问题
I am using Google dataproc to submit spark jobs and google cloud composer to schedule them. Unfortunately, I am facing difficulties.
I am relying on .conf
files (typesafe config files) to pass arguments to my spark jobs.
I am using the following python code for the airflow dataproc:
t3 = dataproc_operator.DataProcSparkOperator(
task_id ='execute_spark_job_cluster_test',
dataproc_spark_jars='gs://snapshots/jars/pubsub-assembly-0.1.14-SNAPSHOT.jar',
cluster_name='cluster',
main_class = 'com.organ.ingestion.Main',
project_id='project',
dataproc_spark_properties={'spark.driver.extraJavaOptions':'gs://file-dev/fileConf/development.conf'},
scopes='https://www.googleapis.com/auth/cloud-platform', dag=dag)

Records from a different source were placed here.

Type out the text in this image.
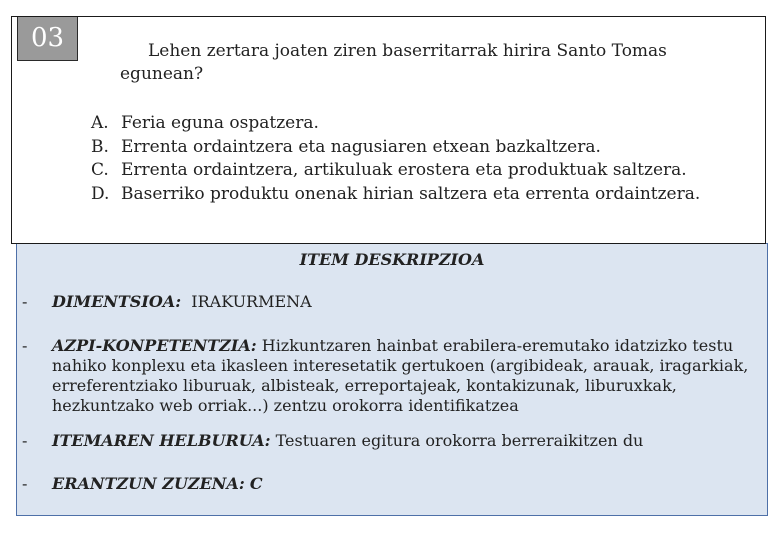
03	Lehen zertara joaten ziren baserritarrak hirira Santo Tomas egunean?
A. Feria eguna ospatzera.
B. Errenta ordaintzera eta nagusiaren etxean bazkaltzera.
C. Errenta ordaintzera, artikuluak erostera eta produktuak saltzera.
D. Baserriko produktu onenak hirian saltzera eta errenta ordaintzera.
ITEM DESKRIPZIOA
- DIMENTSIOA: IRAKURMENA
- AZPI-KONPETENTZIA: Hizkuntzaren hainbat erabilera-eremutako idatzizko testu nahiko konplexu eta ikasleen interesetatik gertukoen (argibideak, arauak, iragarkiak, erreferentziako liburuak, albisteak, erreportajeak, kontakizunak, liburuxkak, hezkuntzako web orriak...) zentzu orokorra identifikatzea
- ITEMAREN HELBURUA: Testuaren egitura orokorra berreraikitzen du
- ERANTZUN ZUZENA: C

But this is not working and I am getting some errors.
Could anyone help me with this?
Basically I want to be able to override the .conf
files and pass them as arguments to my DataProcSparkOperator
.
I also tried to do
arguments=`'gs://file-dev/fileConf/development.conf'`:
but this didn't take into account the .conf
file mentioned in the arguments .
回答1:
tl;dr You need to turn your development.conf
file into a dictionary to pass to dataproc_spark_properties
.
Full explanation:
There are two main ways to set properties -- on the cluster level and on the job level.
1) Job level
Looks like you are trying to set them on the job level: DataProcSparkOperator(dataproc_spark_properties={'foo': 'bar', 'foo2': 'bar2'})
. That's the same as gcloud dataproc jobs submit spark --properties foo=bar,foo2=bar2
or spark-submit --conf foo=bar --conf foo2=bar2
. Here is the documentation for per-job properties.
The argument to spark.driver.extraJavaOptions
should be command line arguments you would pass to java. For example, -verbose:gc
.
2) Cluster level
You can also set properties on a cluster level using DataprocClusterCreateOperator(properties={'spark:foo': 'bar', 'spark:foo2': 'bar2'})
, which is the same as gcloud dataproc clusters create --properties spark:foo=bar,spark:foo2=bar2
(documentation). Again, you need to use a dictionary.
Importantly, if you specify properties at the cluster level, you need to prefix them with which config file you want to add the property to. If you use spark:foo=bar
, that means add foo=bar
to /etc/spark/conf/spark-defaults.conf
. There are similar prefixes for yarn-site.xml
, etc.
3) Using your .conf
file at the cluster level
If you don't want to turn your .conf
file into a dictionary, you can also just append it to /etc/spark/conf/spark-defaults.conf
using an initialization action when you create the cluster.
E.g. (this is untested):
#!/bin/bash
set -euxo pipefail
gsutil cp gs://path/to/my.conf .
cat my.conf >> /etc/spark/conf/spark-defaults.conf
Note that you want to append to rather than replace the existing config file, just so that you only override the configs you need to.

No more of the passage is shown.